How to Make a Paper Airplane AND a Launcher


Paper airplanes have been a favorite with our oldest son for ages (check out our airplane race here). But this time, I he was REALLY psyched.

We made a launcher for our planes!



What you need
a piece of office paper
paperclip
2 rubberbands
1 wooden craft stick
hot glue

Here's how we did it.


The plane
Take a piece of 8 1/2 by 11 office-weight paper and fold the long sides together (hot dog style, as my son would say), creasing in the center.

Open it back up and bring in the top corners to the center fold. Crease.

Fold over the top triangle and crease right where the flaps ended.

Bring the sides in to the center about one inch above the point.

Fold the inverted triangle, so it's tip is pointing up.

Fold it backwards on the center crease, so the folds are on the outside.

Fold each wing back, creasing them at the point where the paper goes from straight to angled.

To use the plane with a launcher, you need a paper clip.

Pull the long outside wire on the paper clip, so it forms a 90-degree angle.

Poke the point of the paperclip, through the plane about one inch back from the nose, along the center crease.

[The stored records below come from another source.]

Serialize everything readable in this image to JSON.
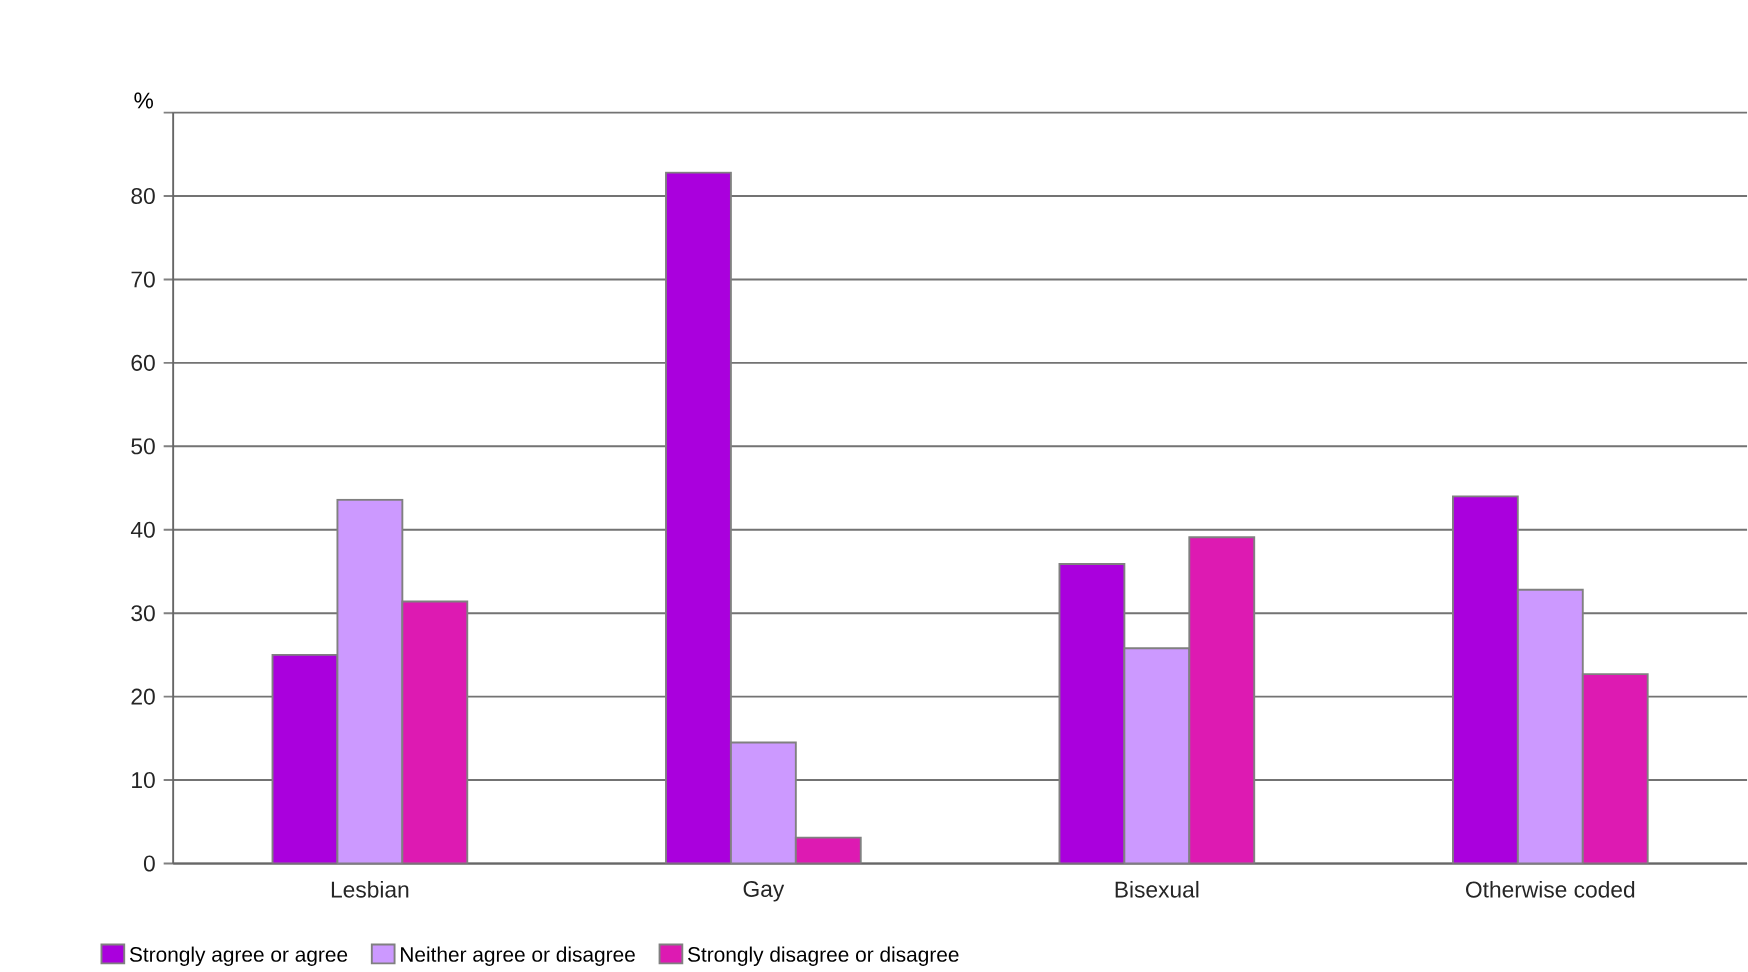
{
  "chart_data": {
    "type": "bar",
    "ylabel": "%",
    "categories": [
      "Lesbian",
      "Gay",
      "Bisexual",
      "Otherwise coded"
    ],
    "series": [
      {
        "name": "Strongly agree or agree",
        "color": "#aa00dd",
        "values": [
          25,
          82.8,
          35.9,
          44
        ]
      },
      {
        "name": "Neither agree or disagree",
        "color": "#cc99ff",
        "values": [
          43.6,
          14.5,
          25.8,
          32.8
        ]
      },
      {
        "name": "Strongly disagree or disagree",
        "color": "#dd1ab2",
        "values": [
          31.4,
          3.1,
          39.1,
          22.7
        ]
      }
    ],
    "ylim": [
      0,
      90
    ],
    "yticks": [
      0,
      10,
      20,
      30,
      40,
      50,
      60,
      70,
      80,
      {
        "value": 90,
        "label": null
      }
    ],
    "grid": "y",
    "legend": "bottom"
  }
}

Add a dab of hot glue (parents, this is your part! That glue is H-O-T!) to secure the paperclip in place and glue the center spine of the airplane together.



The launcher
Grab two rubberbands. Thread one through the other, and pull one end through the loop that is created to attach them together.


Now grab a wooden craft stick and lay it over one end of the rubberband strands. Pull the other end through the loop that's created. Voila!

How to launch the plane
Hold one end of the wooden craft stick in your left hand. Holding the plane in your right hand, hook the paperclip on the plane through the end of the rubberband strand hanging off the craft stick. Pull back until the rubberband is stretched. Let go to launch the plane. Yee-haw!


This project came from the book Stomp Rockets, Catapults, and Kaleidoscopes: 30+ Amazing Science Projects You Can Build for Less than $1.